Roger Wright - 9/9/2003
The U.N. protected South Korea, liberated Kuwait, and has prevented wars in the Mideast, in Cyprus, on the Indian subcontinent, and in Macedonia. The UN's effectiveness has been limited for most of its existence by the Soviet veto, and the veto power still blocks intemperate action as Colin Powell recently learned, and the UN has more than its fair share of bureaucratic incompetents (who like Tom Ridge and John Ashcroft in America accomplish little beyond producing red tape) but within its limits it has done much more than nothing. In fact, I think I hear a big black helicopter on its way to Tucson right now. Yep, it's going to pick you up and drop you into a library, Bill, if you don't finally log off your reactionary websites and read an actual history book for a change.
Bill Heuisler - 9/9/2003
Your love letter to altruism would ring so much truer if there were factual results you could cite. Where in its fifty years has your paramour, the United Nations, protected one country, saved one people from genocide or prevented one war?
The United States funds a large proportion of the UN. We have always carried the military weight for the UN. The UN recently frustrated our attempts to enforce one of its own resolutions, and you have the nerve to castigate American conservatives.
You wrote. "Right-wing demagogues...denigrated the organization
...for being bloated...anti-American...wasting time...abdicating its responsibilities..." Right-wing in this context means what?
And demagogues appeal to prejudice and passion, don't they?
The UN is a huge bureaucracy whose membership regularly votes against the US; the speeches are interminable, but action is as rare as statesmanship. Where's the demagoguery? Sounds like you've got a political problem to go with your naivete'.
Love is blind, we know, but you never bothered to explain where these Right-wingers were wrong. Is there a follow-up article?
Horace Rotlich - 9/9/2003
Encouraging "re-involvement" of America with the UN might have made practical sense in 1991 when the first President Bush was mouthing platitudes about "new world order" but doing nothing substantive to take advantage of possibilities for multilateral cooperation opened up by the collapse of the Soviet Union. It might have been good advice for President Clinton in 1993 and 1994 when he was busy holding town meetings regarding the astounding fact that soldiers, like every other human grouping, have a minority with contrarian sexual preferences, while Rwanda fell to pieces. It might have been a fruitful avenue for firm American leadership during the cat-and-mouse games in Iraq in 1998, when the U.S. president was focused on defending his adulterous escapades, or in 2001 when his successor was working to organize tax cuts for his rich friends and ignore the Mideast.

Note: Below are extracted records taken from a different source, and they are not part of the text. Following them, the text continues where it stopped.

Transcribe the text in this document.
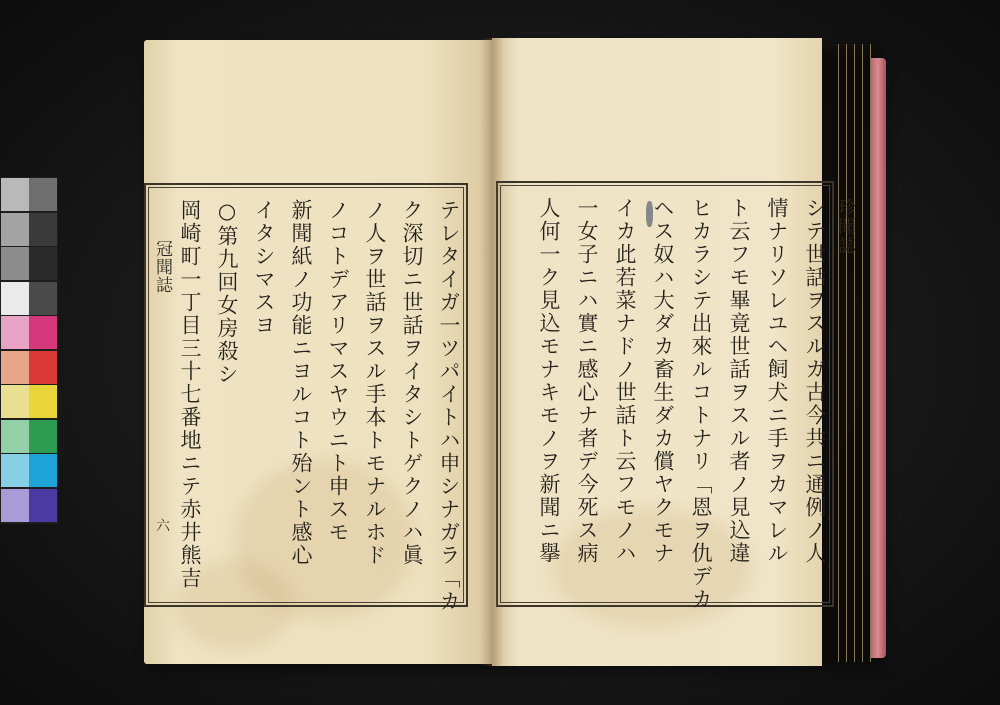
テレタイガ一ツパイトハ申シナガラ「カ
ク深切ニ世話ヲイタシトゲクノハ眞
ノ人ヲ世話ヲスル手本トモナルホド
ノコトデアリマスヤウニト申スモ
新聞紙ノ功能ニヨルコト殆ント感心
イタシマスヨ
○第九回女房殺シ
岡崎町一丁目三十七番地ニテ赤井熊吉
冠聞誌
六	シテ世話ヲスルガ古今共ニ通例ノ人
情ナリソレユヘ飼犬ニ手ヲカマレル
ト云フモ畢竟世話ヲスル者ノ見込違
ヒカラシテ出來ルコトナリ「恩ヲ仇デカ
ヘス奴ハ大ダカ畜生ダカ償ヤクモナ
イカ此若菜ナドノ世話ト云フモノハ
一女子ニハ實ニ感心ナ者デ今死ス病
人何一ク見込モナキモノヲ新聞ニ擧	珍聞誌
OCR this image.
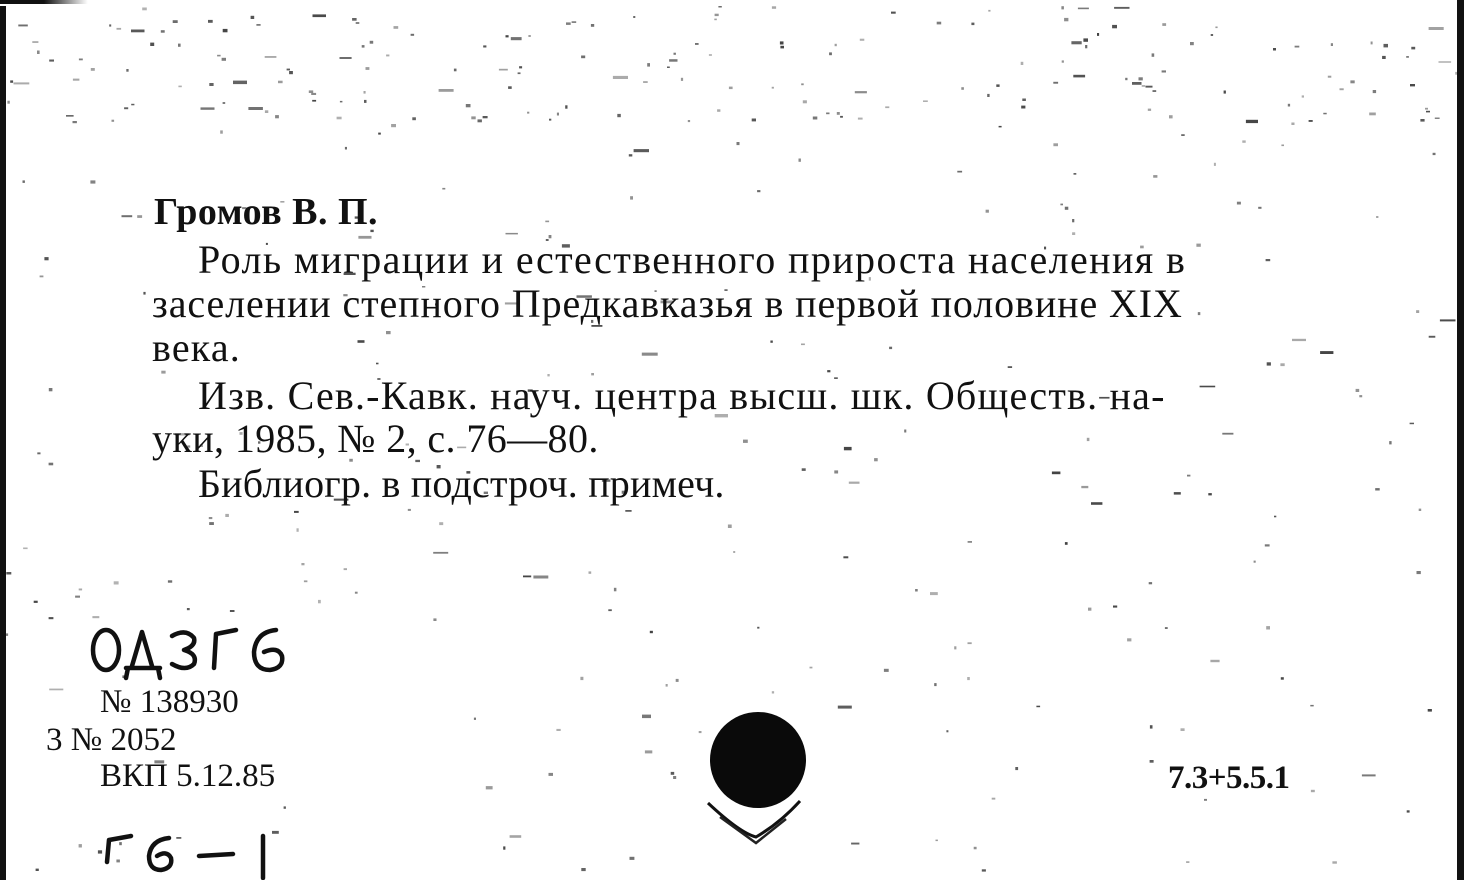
Громов В. П.
Роль миграции и естественного прироста населения в
заселении степного Предкавказья в первой половине XIX
века.
Изв. Сев.-Кавк. науч. центра высш. шк. Обществ. на-
уки, 1985, № 2, с. 76—80.
Библиогр. в подстроч. примеч.
№ 138930
3 № 2052
ВКП 5.12.85	7.3+5.5.1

But now ? After longstanding American neglect of the UN has been updated with a policy of deliberate torpedoing of it ? There is, to be sure, a faction within the current executive administration in Washington that wants to have its cake and eat it too. To first trash the UN and then go back to it begging for help after the failure of "shock and awe". But there can be little doubt that those who engineered a deliberate policy of preemptive war to deliberately violate the plain language of the UN charter, did so with the pre-meditated idea of wrecking the fundamental premise of collective security underpinning the UN:
"We the peoples of the world...to insure, by the acceptance of principles and the institutions of methods, that armed force shall not be used, save in the common interest...do hereby establish...[the UN]".
No plan for "revitalizing" the UN can be credible unless it directly confronts the deliberate mortal wound inflicted upon that international body, under a thin veil of pretense about self-defense against terrorism.
It took bold and farsighted American statesmanship to establish the UN in 1945. It will take bold and visionary American leaders to now rescue the UN, but first they will need to rescue their own country.